Venniyoor Ajit
National Oncology Centre, The Royal Hospital, Muscat, Oman.
Med Hypotheses. 2021 Jan;146:110399. doi: 10.1016/j.mehy.2020.110399. Epub 2020 Nov 16.
Hepatocellular cancer (HCC) and renal cell cancer (RCC) are singularly resistant to conventional chemotherapy drugs but therapies targeting the supporting stroma have significantly altered their management. Two recent trials combining anti-angiogenic (AA) agents with immune checkpoint inhibitors (ICIs)- the IMbrave150 and IMmotion151 - have reported impressive progress over targeted agents. It has been suggested that bevacizumab, by improving tissue perfusion, changes the immune suppressive tumour microenvironment to an immune stimulatory one where the ICIs can be more effective. This hypothesis proposes an alternative explanation: That bevacizumab, by increasing tissue hypoxia, amplifies the mutational burden of the tumour by stress-induced mutagenesis, creating a hypermutator profile, which is more vulnerable to the ICI drug, atezolizumab. Additionally, ICIs are known to cause hyperprogression in some tumours, and bevacizumab could provide further benefit by starving these rapidly proliferative tumours of blood supply and nutrients.

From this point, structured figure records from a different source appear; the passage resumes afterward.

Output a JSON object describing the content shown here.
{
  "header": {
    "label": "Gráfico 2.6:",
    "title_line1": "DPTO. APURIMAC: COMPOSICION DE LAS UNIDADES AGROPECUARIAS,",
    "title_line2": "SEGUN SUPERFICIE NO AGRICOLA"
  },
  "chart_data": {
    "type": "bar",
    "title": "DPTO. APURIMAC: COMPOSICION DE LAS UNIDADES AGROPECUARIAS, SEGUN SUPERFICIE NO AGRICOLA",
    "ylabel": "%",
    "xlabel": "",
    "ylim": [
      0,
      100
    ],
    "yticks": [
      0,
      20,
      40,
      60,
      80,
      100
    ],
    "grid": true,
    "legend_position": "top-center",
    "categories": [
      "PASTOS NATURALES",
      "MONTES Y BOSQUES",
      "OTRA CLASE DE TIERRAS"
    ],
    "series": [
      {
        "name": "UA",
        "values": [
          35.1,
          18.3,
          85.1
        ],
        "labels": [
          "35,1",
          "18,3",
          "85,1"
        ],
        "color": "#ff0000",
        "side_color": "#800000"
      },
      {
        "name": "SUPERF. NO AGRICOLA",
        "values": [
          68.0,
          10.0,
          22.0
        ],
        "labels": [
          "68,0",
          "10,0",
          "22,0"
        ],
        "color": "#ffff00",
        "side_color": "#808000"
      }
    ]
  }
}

肝细胞癌(HCC)和肾细胞癌(RCC)对传统化疗药物具有独特的耐药性,但针对支持性基质的疗法已显著改变了它们的治疗方式。最近两项将抗血管生成(AA)药物与免疫检查点抑制剂(ICI)联合使用的试验——IMbrave150和IMmotion151——报告称在靶向药物方面取得了令人瞩目的进展。有人认为,贝伐单抗通过改善组织灌注,将免疫抑制性肿瘤微环境转变为免疫刺激性微环境,使ICI在其中更有效。这一假设提出了另一种解释:贝伐单抗通过增加组织缺氧,通过应激诱导的诱变增加肿瘤的突变负担,形成高突变特征,这使得肿瘤对ICI药物阿替利珠单抗更敏感。此外,已知ICI会在某些肿瘤中导致肿瘤快速进展,而贝伐单抗可以通过切断这些快速增殖肿瘤的血液供应和营养来提供进一步的益处。